The ego process of consciousness:
Self-awareness as a continuous process, is the fluid knowledge of our own experiences in the present moment. “This is what I feel right now.” Very linked to the conceptualized ego, because it has to fit with the dominant story (of your life). A person who thinks he is kind and helpful will have a hard time admitting any thoughts or feelings of jealousy of anger or reproach. Degradation and acceptance naturally help the development of the ego process.
The observing ego:
He is not an object of verbal relations. It inscribes the events in a constant perspective. The youngest children have difficulties with the notion “here”. Where is “here? “. This is not a specific place. This is the place where the observations are made. They are therefore related to an observation perspective. It’s like reviewing ourself having our breakfast of this morning.
The chess game:
Imagine that a chessboard extends to infinity, and that each piece represents an emotion, a knowledge, a memory or a sensation: yours. The author suggests that it is better to learn to leave the combat zone than to win.
Suppose none of these pieces are you. But you are the chessboard where to play the game. To see oneself as the chessboard is to come into contact with your observing ego.
The practice of mindfulness aims to help you get in touch with your own day-to-day experience. To be aware in areas of experience. One of the difficult aspects of mindfulness is that it uses will, which involves evaluations. But his goal is to learn to be fully aware and to “defuse”.
In fact there is no right or wrong way to be conscious. If assessments come up, watch them, but do not believe them or do not challenge them either.
In fact be open and without prejudiced.
One of the saddest side effects of chronic refusal to feel is that we end up losing our ability to perceive what we are avoiding.
It is known that avoidance is often done by people who actually tend to respond more intensely to events, either positively or negatively.
What is not benevolence: neither the will nor the conditional, nor an essay or to do its best, nor a question of belief, is not manipulation, nor is it feigned. The benevolence is to learn to jump.
Values are directions of life. But neither goals nor feelings.
Classify and test your values:
Choose one value per line (domain). Indicate from 1 to 10 its importance in the life you would like to lead. Then in the 3rd column, the importance in relation to your current life. In 4th column calculate the difference (p231).
The higher the gap, the more your life needs to change in order to be in adequacy.
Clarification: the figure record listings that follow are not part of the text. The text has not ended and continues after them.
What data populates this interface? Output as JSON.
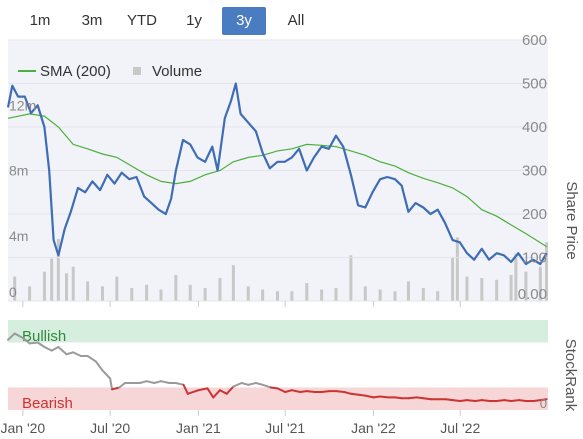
{
  "range_buttons": [
    {
      "label": "1m",
      "active": false
    },
    {
      "label": "3m",
      "active": false
    },
    {
      "label": "YTD",
      "active": false
    },
    {
      "label": "1y",
      "active": false
    },
    {
      "label": "3y",
      "active": true
    },
    {
      "label": "All",
      "active": false
    }
  ],
  "colors": {
    "price": "#3f6db5",
    "sma": "#4caf3b",
    "volume": "#c8c8c8",
    "rank_good": "#9a9a9a",
    "rank_bad": "#cc3333",
    "bullish_band": "#d6eedd",
    "bearish_band": "#f6d6d6",
    "plot_bg": "#f1f3f8",
    "button_active": "#4a7cc1"
  },
  "chart_data": {
    "type": "line",
    "legend": {
      "placement": "top-left",
      "entries": [
        {
          "name": "SMA (200)",
          "symbol": "line"
        },
        {
          "name": "Volume",
          "symbol": "square"
        }
      ]
    },
    "x_axis": {
      "range": [
        "2019-12-01",
        "2022-12-31"
      ],
      "tick_labels": [
        "Jan '20",
        "Jul '20",
        "Jan '21",
        "Jul '21",
        "Jan '22",
        "Jul '22"
      ],
      "tick_dates": [
        "2020-01-01",
        "2020-07-01",
        "2021-01-01",
        "2021-07-01",
        "2022-01-01",
        "2022-07-01"
      ]
    },
    "price_axis": {
      "label": "Share Price",
      "position": "right",
      "range": [
        0,
        600
      ],
      "tick_labels": [
        "0.00",
        "100",
        "200",
        "300",
        "400",
        "500",
        "600"
      ]
    },
    "volume_axis": {
      "position": "left",
      "range": [
        0,
        16000000
      ],
      "tick_labels": [
        "0",
        "4m",
        "8m",
        "12m"
      ]
    },
    "rank_axis": {
      "label": "StockRank",
      "position": "right",
      "range": [
        0,
        100
      ],
      "tick_labels": [
        "0"
      ],
      "zones": [
        {
          "label": "Bullish",
          "from": 75,
          "to": 100
        },
        {
          "label": "Bearish",
          "from": 0,
          "to": 25
        }
      ]
    },
    "price": [
      [
        "2019-12-01",
        445
      ],
      [
        "2019-12-10",
        495
      ],
      [
        "2019-12-22",
        470
      ],
      [
        "2020-01-05",
        470
      ],
      [
        "2020-01-18",
        432
      ],
      [
        "2020-02-01",
        450
      ],
      [
        "2020-02-15",
        400
      ],
      [
        "2020-02-25",
        300
      ],
      [
        "2020-03-05",
        140
      ],
      [
        "2020-03-15",
        105
      ],
      [
        "2020-03-28",
        165
      ],
      [
        "2020-04-10",
        205
      ],
      [
        "2020-04-25",
        260
      ],
      [
        "2020-05-10",
        250
      ],
      [
        "2020-05-25",
        275
      ],
      [
        "2020-06-10",
        255
      ],
      [
        "2020-06-25",
        290
      ],
      [
        "2020-07-10",
        270
      ],
      [
        "2020-07-25",
        295
      ],
      [
        "2020-08-10",
        280
      ],
      [
        "2020-08-25",
        285
      ],
      [
        "2020-09-10",
        240
      ],
      [
        "2020-09-25",
        225
      ],
      [
        "2020-10-10",
        210
      ],
      [
        "2020-10-25",
        200
      ],
      [
        "2020-11-05",
        235
      ],
      [
        "2020-11-15",
        300
      ],
      [
        "2020-11-30",
        370
      ],
      [
        "2020-12-15",
        360
      ],
      [
        "2020-12-30",
        330
      ],
      [
        "2021-01-15",
        320
      ],
      [
        "2021-01-30",
        355
      ],
      [
        "2021-02-10",
        300
      ],
      [
        "2021-02-25",
        420
      ],
      [
        "2021-03-10",
        460
      ],
      [
        "2021-03-20",
        500
      ],
      [
        "2021-03-30",
        430
      ],
      [
        "2021-04-15",
        410
      ],
      [
        "2021-05-01",
        390
      ],
      [
        "2021-05-15",
        340
      ],
      [
        "2021-05-30",
        305
      ],
      [
        "2021-06-15",
        320
      ],
      [
        "2021-06-30",
        320
      ],
      [
        "2021-07-15",
        330
      ],
      [
        "2021-07-30",
        350
      ],
      [
        "2021-08-15",
        300
      ],
      [
        "2021-08-30",
        330
      ],
      [
        "2021-09-15",
        355
      ],
      [
        "2021-09-30",
        350
      ],
      [
        "2021-10-15",
        380
      ],
      [
        "2021-10-30",
        355
      ],
      [
        "2021-11-15",
        290
      ],
      [
        "2021-11-30",
        220
      ],
      [
        "2021-12-15",
        215
      ],
      [
        "2021-12-30",
        250
      ],
      [
        "2022-01-15",
        280
      ],
      [
        "2022-01-30",
        285
      ],
      [
        "2022-02-15",
        280
      ],
      [
        "2022-03-01",
        265
      ],
      [
        "2022-03-15",
        205
      ],
      [
        "2022-03-30",
        225
      ],
      [
        "2022-04-15",
        215
      ],
      [
        "2022-04-30",
        200
      ],
      [
        "2022-05-15",
        210
      ],
      [
        "2022-05-30",
        180
      ],
      [
        "2022-06-15",
        140
      ],
      [
        "2022-06-30",
        135
      ],
      [
        "2022-07-15",
        110
      ],
      [
        "2022-07-30",
        95
      ],
      [
        "2022-08-15",
        120
      ],
      [
        "2022-08-30",
        95
      ],
      [
        "2022-09-15",
        110
      ],
      [
        "2022-09-30",
        105
      ],
      [
        "2022-10-15",
        90
      ],
      [
        "2022-10-30",
        110
      ],
      [
        "2022-11-15",
        85
      ],
      [
        "2022-11-30",
        95
      ],
      [
        "2022-12-15",
        85
      ],
      [
        "2022-12-28",
        110
      ]
    ],
    "sma_200": [
      [
        "2019-12-01",
        420
      ],
      [
        "2020-01-15",
        430
      ],
      [
        "2020-02-15",
        425
      ],
      [
        "2020-03-15",
        400
      ],
      [
        "2020-04-15",
        360
      ],
      [
        "2020-05-15",
        350
      ],
      [
        "2020-06-15",
        338
      ],
      [
        "2020-07-15",
        330
      ],
      [
        "2020-08-15",
        310
      ],
      [
        "2020-09-15",
        290
      ],
      [
        "2020-10-15",
        275
      ],
      [
        "2020-11-15",
        270
      ],
      [
        "2020-12-15",
        275
      ],
      [
        "2021-01-15",
        290
      ],
      [
        "2021-02-15",
        300
      ],
      [
        "2021-03-15",
        320
      ],
      [
        "2021-04-15",
        330
      ],
      [
        "2021-05-15",
        335
      ],
      [
        "2021-06-15",
        345
      ],
      [
        "2021-07-15",
        350
      ],
      [
        "2021-08-15",
        360
      ],
      [
        "2021-09-15",
        358
      ],
      [
        "2021-10-15",
        355
      ],
      [
        "2021-11-15",
        345
      ],
      [
        "2021-12-15",
        335
      ],
      [
        "2022-01-15",
        320
      ],
      [
        "2022-02-15",
        310
      ],
      [
        "2022-03-15",
        295
      ],
      [
        "2022-04-15",
        282
      ],
      [
        "2022-05-15",
        272
      ],
      [
        "2022-06-15",
        260
      ],
      [
        "2022-07-15",
        240
      ],
      [
        "2022-08-15",
        210
      ],
      [
        "2022-09-15",
        195
      ],
      [
        "2022-10-15",
        175
      ],
      [
        "2022-11-15",
        155
      ],
      [
        "2022-12-28",
        125
      ]
    ],
    "volume": [
      [
        "2019-12-15",
        1500000
      ],
      [
        "2020-01-15",
        900000
      ],
      [
        "2020-02-15",
        1800000
      ],
      [
        "2020-03-01",
        2600000
      ],
      [
        "2020-03-15",
        3800000
      ],
      [
        "2020-04-01",
        1700000
      ],
      [
        "2020-04-15",
        2100000
      ],
      [
        "2020-05-15",
        1200000
      ],
      [
        "2020-06-15",
        900000
      ],
      [
        "2020-07-15",
        1500000
      ],
      [
        "2020-08-15",
        800000
      ],
      [
        "2020-09-15",
        1000000
      ],
      [
        "2020-10-15",
        700000
      ],
      [
        "2020-11-15",
        1600000
      ],
      [
        "2020-12-15",
        1000000
      ],
      [
        "2021-01-15",
        800000
      ],
      [
        "2021-02-15",
        1400000
      ],
      [
        "2021-03-15",
        2200000
      ],
      [
        "2021-04-15",
        900000
      ],
      [
        "2021-05-15",
        700000
      ],
      [
        "2021-06-15",
        600000
      ],
      [
        "2021-07-15",
        600000
      ],
      [
        "2021-08-15",
        1100000
      ],
      [
        "2021-09-15",
        700000
      ],
      [
        "2021-10-15",
        800000
      ],
      [
        "2021-11-15",
        2800000
      ],
      [
        "2021-12-15",
        900000
      ],
      [
        "2022-01-15",
        700000
      ],
      [
        "2022-02-15",
        600000
      ],
      [
        "2022-03-15",
        1200000
      ],
      [
        "2022-04-15",
        800000
      ],
      [
        "2022-05-15",
        600000
      ],
      [
        "2022-06-15",
        2700000
      ],
      [
        "2022-06-25",
        3900000
      ],
      [
        "2022-07-15",
        1500000
      ],
      [
        "2022-08-15",
        1400000
      ],
      [
        "2022-09-15",
        1300000
      ],
      [
        "2022-10-15",
        1600000
      ],
      [
        "2022-10-25",
        2900000
      ],
      [
        "2022-11-15",
        1800000
      ],
      [
        "2022-12-15",
        2100000
      ],
      [
        "2022-12-28",
        3600000
      ]
    ],
    "stockrank": [
      [
        "2019-12-01",
        78
      ],
      [
        "2019-12-15",
        85
      ],
      [
        "2020-01-01",
        80
      ],
      [
        "2020-01-15",
        74
      ],
      [
        "2020-02-01",
        75
      ],
      [
        "2020-02-15",
        70
      ],
      [
        "2020-03-01",
        66
      ],
      [
        "2020-03-15",
        70
      ],
      [
        "2020-04-01",
        62
      ],
      [
        "2020-04-15",
        64
      ],
      [
        "2020-05-01",
        60
      ],
      [
        "2020-05-15",
        60
      ],
      [
        "2020-06-01",
        54
      ],
      [
        "2020-06-15",
        44
      ],
      [
        "2020-07-01",
        35
      ],
      [
        "2020-07-05",
        23
      ],
      [
        "2020-07-20",
        25
      ],
      [
        "2020-08-01",
        30
      ],
      [
        "2020-08-15",
        30
      ],
      [
        "2020-09-01",
        30
      ],
      [
        "2020-09-15",
        32
      ],
      [
        "2020-10-01",
        30
      ],
      [
        "2020-10-15",
        32
      ],
      [
        "2020-11-01",
        30
      ],
      [
        "2020-11-15",
        30
      ],
      [
        "2020-12-01",
        28
      ],
      [
        "2020-12-10",
        18
      ],
      [
        "2021-01-01",
        22
      ],
      [
        "2021-01-20",
        24
      ],
      [
        "2021-02-01",
        14
      ],
      [
        "2021-02-15",
        22
      ],
      [
        "2021-03-01",
        18
      ],
      [
        "2021-03-15",
        26
      ],
      [
        "2021-04-01",
        30
      ],
      [
        "2021-04-15",
        28
      ],
      [
        "2021-05-01",
        30
      ],
      [
        "2021-05-15",
        28
      ],
      [
        "2021-06-01",
        25
      ],
      [
        "2021-06-15",
        24
      ],
      [
        "2021-07-01",
        20
      ],
      [
        "2021-07-15",
        22
      ],
      [
        "2021-08-01",
        20
      ],
      [
        "2021-08-15",
        21
      ],
      [
        "2021-09-01",
        20
      ],
      [
        "2021-09-15",
        20
      ],
      [
        "2021-10-01",
        21
      ],
      [
        "2021-10-15",
        21
      ],
      [
        "2021-11-01",
        20
      ],
      [
        "2021-11-15",
        18
      ],
      [
        "2021-12-01",
        17
      ],
      [
        "2021-12-15",
        16
      ],
      [
        "2022-01-01",
        14
      ],
      [
        "2022-01-15",
        15
      ],
      [
        "2022-02-01",
        14
      ],
      [
        "2022-02-15",
        14
      ],
      [
        "2022-03-01",
        13
      ],
      [
        "2022-03-15",
        13
      ],
      [
        "2022-04-01",
        14
      ],
      [
        "2022-04-15",
        13
      ],
      [
        "2022-05-01",
        12
      ],
      [
        "2022-05-15",
        12
      ],
      [
        "2022-06-01",
        12
      ],
      [
        "2022-06-15",
        11
      ],
      [
        "2022-07-01",
        10
      ],
      [
        "2022-07-15",
        11
      ],
      [
        "2022-08-01",
        10
      ],
      [
        "2022-08-15",
        11
      ],
      [
        "2022-09-01",
        10
      ],
      [
        "2022-09-15",
        10
      ],
      [
        "2022-10-01",
        11
      ],
      [
        "2022-10-15",
        10
      ],
      [
        "2022-11-01",
        11
      ],
      [
        "2022-11-15",
        10
      ],
      [
        "2022-12-01",
        10
      ],
      [
        "2022-12-15",
        11
      ],
      [
        "2022-12-28",
        12
      ]
    ]
  }
}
If we risk loving someone, we run the risk of being rejected, betrayed and left. “If it does not matter to me, I will not have pain.” This is how our mind keeps our values at bay. Unfortunately, this behavior is more harmful than its opposite. Instead of the occasional, lively, and living pain of failure, we know the constant pain of not living our lives, of not being true to ourselves.
This chapter is dedicated to the action, commitment and boldness needed.
To forgive others is above all to forgive oneself. The consequence of forgiveness is the responsibility.